We start with defining a `HfArgumentParser`: This module from the Hugging Face transformers library parses command-line arguments related to the model, data, and training configurations. 

* We can place all the arguments in a `json` file and use `parse_json_file`.
* or place them in the command line and use `parse_args_into_dataclasses`. 

### Inputs 

#### from command line

In [None]:
args = [
    "--model_name", "bigcode/starcoder2-3b",
    "--lora_r", "8",
    "--lora_alpha", "32",
    "--lora_target_modules", "all-linear",
    "--use_nested_quant", "True",
    "--bnb_4bit_compute_dtype", "bfloat16",
    "--use_flash_attn", "False",
    "--use_peft_lora",
    "--use_4bit_quantization",
    "--dataset_name", "smangrul/code-chat-assistant-v1",
    "--dataset_text_field", "content",
    "--max_seq_len", "512",
    "--per_device_train_batch_size", "1",
    "--gradient_accumulation_steps", "1",
    "--bf16",
    "--learning_rate", "5e-4",
    "--lr_scheduler_type", "cosine",
    "--weight_decay", "0.01",
    "--save_steps", "50",
    "--dataloader_num_workers", "4",
    "--num_train_epochs", "3",
    "--logging_steps", "25",
    "--packing", "True",
    "--output_dir", "peft-lora-starcoder2-3b-chat-asst-dual-3090-local"
]

In [None]:
# Parse arguments
parser = HfArgumentParser((ModelArguments, DataTrainingArguments, TrainingArguments))
model_args, data_args, training_args = parser.parse_args_into_dataclasses(args)

In [None]:
vars(model_args)

In [None]:
vars(data_args)

In [None]:
training_args;

### create_and_prepare_model

In [None]:
args = model_args
args

In [None]:
data_args = data_args
data_args

In [None]:
training_args = training_args
training_args;

In [None]:
# device_map = None
bnb_config = None
quant_storage_stype = None

In [None]:
load_in_8bit = model_args.use_8bit_qunatization
load_in_8bit

In [None]:
model_args.use_unsloth

In [None]:
if model_args.use_unsloth:
    from unsloth import FastLanguageModel

In [None]:
load_in_4bit = model_args.use_4bit_quantization
load_in_4bit

In [None]:
if (
    torch.distributed.is_available()
    and torch.distributed.is_initialized()
    and torch.distributed.get_world_size() > 1
    and args.use_unsloth
):
    raise NotImplementedError("Unsloth is not supported in distributed training")

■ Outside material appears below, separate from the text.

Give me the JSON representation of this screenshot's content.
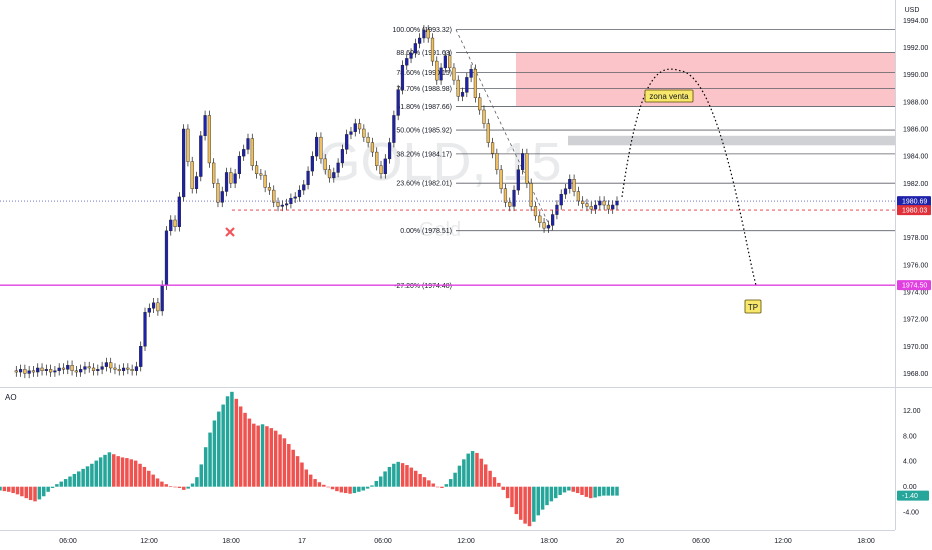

#### Quantization & bnb config

We are using [QLoRA](https://huggingface.co/papers/2305.14314). QLoRA is a method for fine-tuning models that employs a two-pronged approach. 

Firstly, it quantizes the model to 4-bits, thereby reducing the computational resources required. 

Secondly, it incorporates a set of Low-Rank Adaptation (LoRA) weights into the model, which are fine-tuned via the quantized weights. 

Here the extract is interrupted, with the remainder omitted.